As opposed to setting up an elaborate story world for this production the last Call Theatre team has the audience pick a setting, genre, conflict, and characters out of a hat at the top of the show. The cast then goes and rifles through costumes, and comes back out and introduces themselves in character.
It is, in a word, clunky. This isn’t a polished immersive experience but instead a LARP-lite sandbox. For the preview run the setting was a 1920’s mobster nightclub with a side of horror, and the conflict was a power struggle. The audience was assigned the role of being members of the mob. “Le Roi Est Mort, Vive Le Roi” is one of the standard LARP plots, so figuring out a general direction to play in was simple. But then again, I used to run LARPs, spent the better part of a decade doing Johnstonian improv, and have a theatre degree.
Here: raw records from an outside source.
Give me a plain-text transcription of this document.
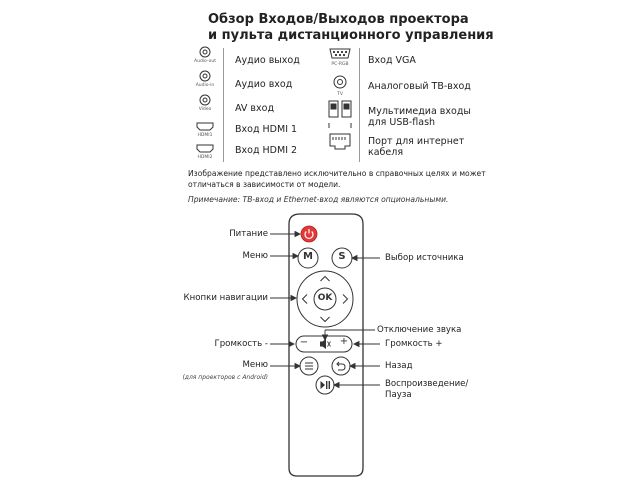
Обзор Входов/Выходов проектора
и пульта дистанционного управления
Audio-out
Audio-in
Video
HDMI1
HDMI2
Аудио выход
Аудио вход
AV вход
Вход HDMI 1
Вход HDMI 2
PC-RGB
TV
Вход VGA
Аналоговый ТВ-вход
Мультимедиа входы
для USB-flash
Порт для интернет
кабеля
Изображение представлено исключительно в справочных целях и может
отличаться в зависимости от модели.
Примечание: ТВ-вход и Ethernet-вход являются опциональными.
M	S
OK
−	+
Питание
Меню
Кнопки навигации
Громкость -
Меню
(для проекторов с Android)
Выбор источника
Отключение звука
Громкость +
Назад
Воспроизведение/
Пауза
While I was able to quickly have a blast by making big choices — like misunderstanding the concept of a gluten allergy because I was a mobster in 1923 and thus asking everyone if they were fine with horse meat for dinner — the guy literally standing next to me at the start of the show didn’t get nearly as engaged. In part that was because he was wearing an orange lanyard which the company had offered as a option for those who just wanted to observe, but that almost went out the window when one of the actors failed to notice he was wearing one and tried to loop him in anyway.
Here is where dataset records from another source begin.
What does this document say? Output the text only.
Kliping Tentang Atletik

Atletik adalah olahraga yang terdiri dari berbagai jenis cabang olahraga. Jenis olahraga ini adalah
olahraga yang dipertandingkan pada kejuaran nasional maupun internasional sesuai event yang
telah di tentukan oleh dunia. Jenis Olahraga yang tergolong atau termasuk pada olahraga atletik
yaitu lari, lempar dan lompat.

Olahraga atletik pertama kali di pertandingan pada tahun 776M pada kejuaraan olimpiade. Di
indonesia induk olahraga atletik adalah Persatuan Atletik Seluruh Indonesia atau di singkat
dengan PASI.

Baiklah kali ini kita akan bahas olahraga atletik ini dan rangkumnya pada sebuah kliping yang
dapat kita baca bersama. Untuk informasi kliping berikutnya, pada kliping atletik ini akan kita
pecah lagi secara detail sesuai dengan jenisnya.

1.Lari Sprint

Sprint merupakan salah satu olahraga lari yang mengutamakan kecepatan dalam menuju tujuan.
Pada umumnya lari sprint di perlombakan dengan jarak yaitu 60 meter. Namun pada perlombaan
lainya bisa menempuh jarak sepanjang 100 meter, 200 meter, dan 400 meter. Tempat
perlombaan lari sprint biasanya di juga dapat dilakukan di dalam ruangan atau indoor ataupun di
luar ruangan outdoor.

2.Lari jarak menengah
Frankly, I’m not sure what someone would get out of just watching the antics, as there was literally no plot and not even that much in terms of showy performance beats.
Paradoxically, I had more fun at this than I’ve had at other Last Call shows because there was no elaborate lore underlying the scenario. This meant that both the actors and the audience were free to BS and make things up as we went along. The freedom of not having to worry about getting something “wrong” was wonderful, and it really showed that the secret to Last Call’s success is how good their actors are.
That said I can’t imagine someone who doesn’t go in for some heavy make believe is going to get much out of this. A little onboarding at the top, along with the rules, that make it clear how one can play with the performers would go a long way… and maybe set a new standard for how Last Call brings audience members into their worlds, colliding or otherwise.